Friday, January 29, 2010

Another One Down

Another semester is over. I can't believe I am already half-way done with my sixth year of teaching! Time passes by so quickly.

I really do like my job, and while I would love to be able to stay home and be a full time mommy, I am happy with what I do for now, and thankful that I am able to be part time. I love working with 16 and 17 year olds. I love watching them learn. I enjoy having conversations with them, seeing the proverbial light-bulb light up. I get so excited as I see them working hard, figuring things out, and maturing socially in and out of class.

Are there frustrations? Sure there are, just like with any job. Are there times when I could go on about it for hours? Yep. But all in all, I like teaching. I like knowing that I am a capable professional with a college degree who has chosen, yes chosen, to dedicate my career to the thousands of students that will pass through my door. And am I perfect? Far from it. Do I make mistakes? You bet I do. Not a day goes by that I don't wish I could have done something differently, or changed an interaction with a student, or approached a topic in a more exciting way. But I do the best I can, and despite the mistakes that I know I make, I earnestly hope that I am inspiring, encouraging, and intriguing the minds of my students much more often.

I love teaching. I don't know how long I will do it. I don't know if I will teach until retirement, or move on to something else later. I don't know what the future holds; but for now I know that what I am doing fits. I know that I too am inspired by my students, by my hard working colleagues, and by my passion for literature, grammar(yes, passion for grammar) and learning. I hope, I truly hope, that some day, more people will realize that there are more good teachers than bad, that more of us work hard than don't, and that teaching is an honorable position, not a last resort.

Tuesday, January 26, 2010

Girlfriends

I just spent my evening with the incoming girls of my society (sorority for all of you non-Whittier folk). It just doesn't get old. Every time I do it, I am reminded of the importance of girlfriends in my life.

Girlfriends make our lives richer. They share memories of laughter and tears, of good times and bad, of births and deaths, of ups and downs. They know our deepest secrets, and because of that, they are able to relate to us in a way no one else can.

I am so thankful for my girlfriends. I am so thankful for each one of you... for all the wonderful things about you that make me laugh, and make me crazy. I am so thankful that I can count on you to be a listening ear, and that I can be that for you too. Thank you for everything you are, because it means a lot.

Sunday, January 24, 2010

"3rd" babyfoods

I love cooking. I love my daughter. So I guess it goes to figure, I should love cooking for my daughter. But we all know how it goes, the day flies by, and convenience is, well, convenient. So today, since she was sick, and since church is good at messing up naps, I chose to stay home so she could sleep. I cleaned up the kitchen and then made a great batch of baby food for her that even I would eat (seriously, it was GOOD!) It is easier now too, because she can handle so much more texture and has moved on, in some cases, to those almost rancid "3rd foods" in the jar. I thought I'd share what I did, especially because it turned out so well...
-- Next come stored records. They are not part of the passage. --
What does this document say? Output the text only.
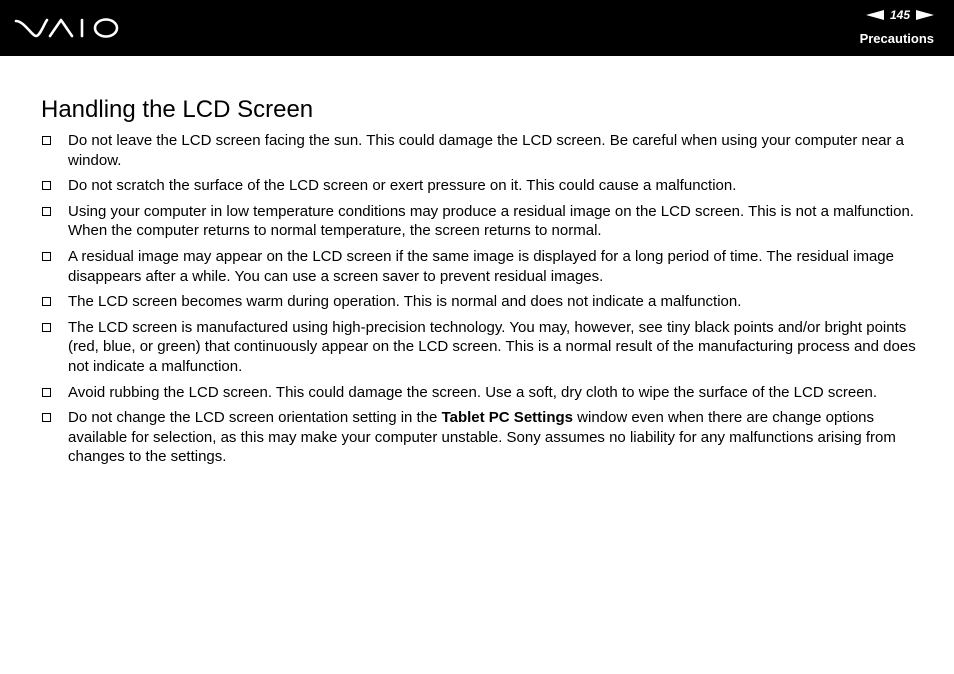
145
Precautions
Handling the LCD Screen
Do not leave the LCD screen facing the sun. This could damage the LCD screen. Be careful when using your computer near a window.
Do not scratch the surface of the LCD screen or exert pressure on it. This could cause a malfunction.
Using your computer in low temperature conditions may produce a residual image on the LCD screen. This is not a malfunction. When the computer returns to normal temperature, the screen returns to normal.
A residual image may appear on the LCD screen if the same image is displayed for a long period of time. The residual image disappears after a while. You can use a screen saver to prevent residual images.
The LCD screen becomes warm during operation. This is normal and does not indicate a malfunction.
The LCD screen is manufactured using high-precision technology. You may, however, see tiny black points and/or bright points (red, blue, or green) that continuously appear on the LCD screen. This is a normal result of the manufacturing process and does not indicate a malfunction.
Avoid rubbing the LCD screen. This could damage the screen. Use a soft, dry cloth to wipe the surface of the LCD screen.
Do not change the LCD screen orientation setting in the Tablet PC Settings window even when there are change options available for selection, as this may make your computer unstable. Sony assumes no liability for any malfunctions arising from changes to the settings.
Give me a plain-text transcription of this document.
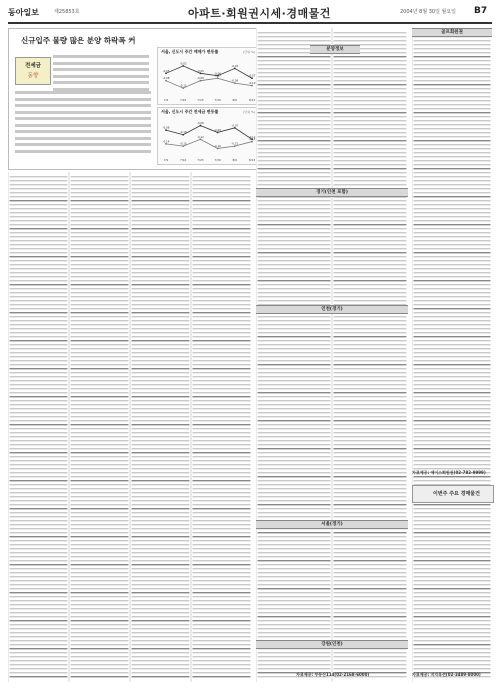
동아일보	제25853호	아파트·회원권시세·경매물건	2004년 8월 30일 월요일 B7
신규입주 물량 많은 분양 하락폭 커
전세금
동향
서울, 신도시 주간 매매가 변동률	(단위 %)
-0.05
-0.02
-0.05
-0.06
-0.03
-0.07
-0.08
-0.11
-0.08
-0.07
-0.09
-0.10
7/9	7/16	7/23	7/30	8/6	8/13
서울, 신도시 주간 전세금 변동률	(단위 %)
-0.08
-0.10
-0.06
-0.09
-0.07
-0.12
-0.14
-0.15
-0.12
-0.16
-0.15
-0.13
7/9	7/16	7/23	7/30	8/6	8/13
분양정보
경기(인천 포함)
인천(경기)
서울(경기)
강원(인천)
골프회원권
이번주 주요 경매물건
자료제공: 에이스회원권(02-782-9999)
자료제공: 지지옥션(02-3489-8000)
자료제공: 부동산114(02-2168-6000)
one half chicken breast cut into medium chunks
2 leftover canned artichoke hearts
1/3 ish cup of frozen chopped spinach
1/2 roasted red bell pepper
a bit of salt
a sprinkle of garlic powder
a splash of apple juice for sweetness

I seared the chicken, threw in the veggies, added about a cup of water and simmered it for about 10 minutes. I threw it in the food processor, pulsed it a few times... and viola, awesome, nutritious and delicious baby food. This time I mixed in some rice cereal... but either way! Yum!

Growing Growing Growing... Gone!

Miss Penelope is growing so fast! Every day there is a new trick, a new something she has learned to do. She never ceases to blow me away. She has no discovered that cabinets open and close. She is practicing consonants in whispers, and when she thinks she has them down, she adds them to her babble... which of course means nothing, but is fun nonetheless. "My poo," "mamamamamamama," "pop," "mob," may not be real words, but they are sure fun to hear anyway. The little scamp is also trying to balance without holding on to anything! I mean geez louise, doesn't she realize that she is only eight and a half months old? Nope! I guess she inherited the "myself" gene; I think David and I are going to be in for quite a ride with this one!

I love watching David with her too. He is sooooo good with her. Both Penelope and I are so blessed. I never in my wildest dreams would imagine the amazing husband I would end up loving. He plays with her, feeds her, gets up with her, dresses her, bathes her... and the list goes on and on. I know this might be morbid, but I know that if he was ever her only parents, she would be so well cared for. I love him so much. He has a heart of gold. His kindness is overwhelming, his patience is deep, his devotion to those he loves is beautiful, and I must mention that his sense of humor makes me belly laugh quite often.

I am so happy to be a part of this wonderful family. It is worth the world.